O perdão pode ser o recurso de ruptura com a situação que temos, que René Girard tão bem interpretou como o “escândalo” (o skandalon), na sua hermenêutica do termo como ele é proferido por Jesus. Identifica Girard o “escândalo” exatamente como esse clima permanete de violência, impulsionada, para ele, pelo desejo mimético, em que o outro se torna uma ameaça permanente, o que explicaria a rápida capacidade de contágio e penetração que a violência tem. Portanto, o perdão pode ser a interrupção, a quebra, aquele que interdita o discurso de ódio; a imposição de uma moral para o corpo do outro; o condicionamento da liberdade; as narrativas que diminuem a sensibilidade diante das perdas das vidas “matáveis”, em que crises são medidas pelos índices econômicos que nos fragilizam e não pelas vidas que se perdem.

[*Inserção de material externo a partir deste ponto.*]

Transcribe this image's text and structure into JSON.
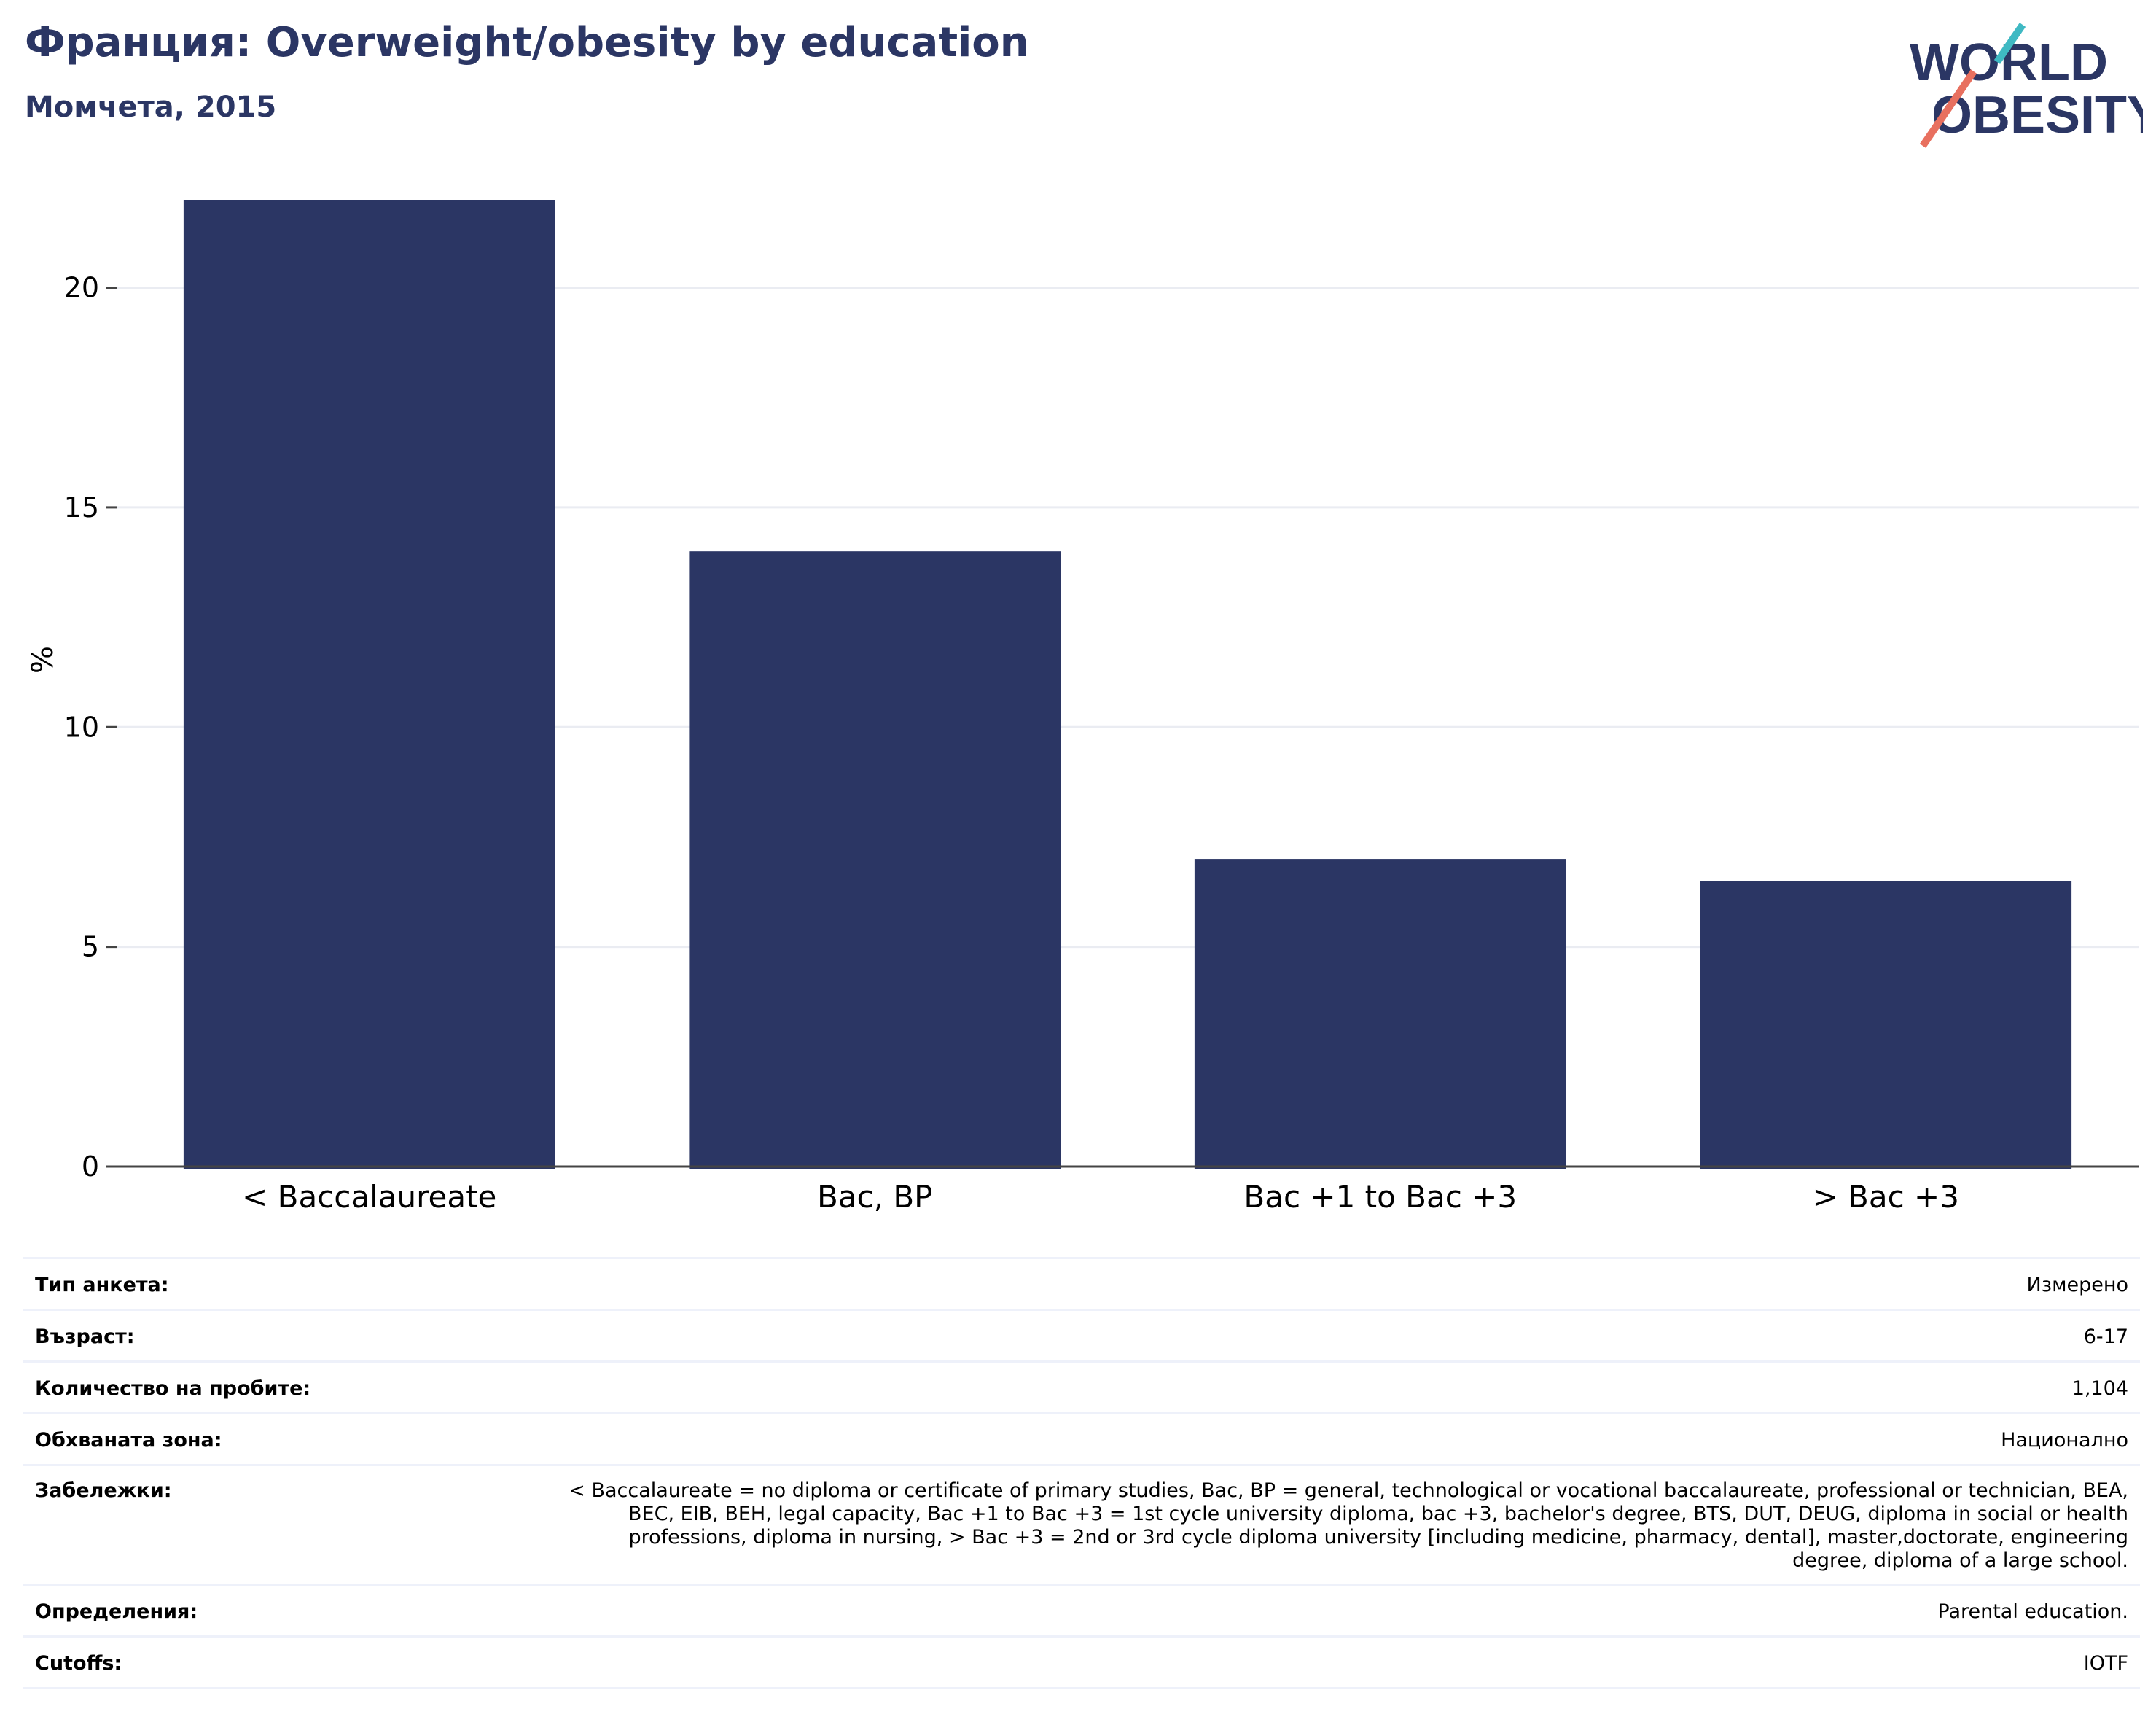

Na tentativa de uma relação razoável enquanto corpo social, nos é oferecida a tolerância. Mas a tolerância não parece capaz de dar conta da mediação do “escândalo” no qual estamos inseridos. Incapaz de ser uma fiadora de uma harmonização possível, a tolerância parece poder fazer parte do processo, mas não ser entendida como fim. A tolerância ainda é o reconhecimento de uma espécie de “mal menor”, em que o outro ainda está distante e incomoda, mas é “tolerado” como forma única e exclusiva de evitar o conflito, mas não como possibilidade de reconhecimento e aproximação. Como bem já disse o polonês Zygmunt Bauman, “a uma sina comum bastaria a tolerância mútua; o destino comum requer solidariedade” (BAUMAN, 1999; 249).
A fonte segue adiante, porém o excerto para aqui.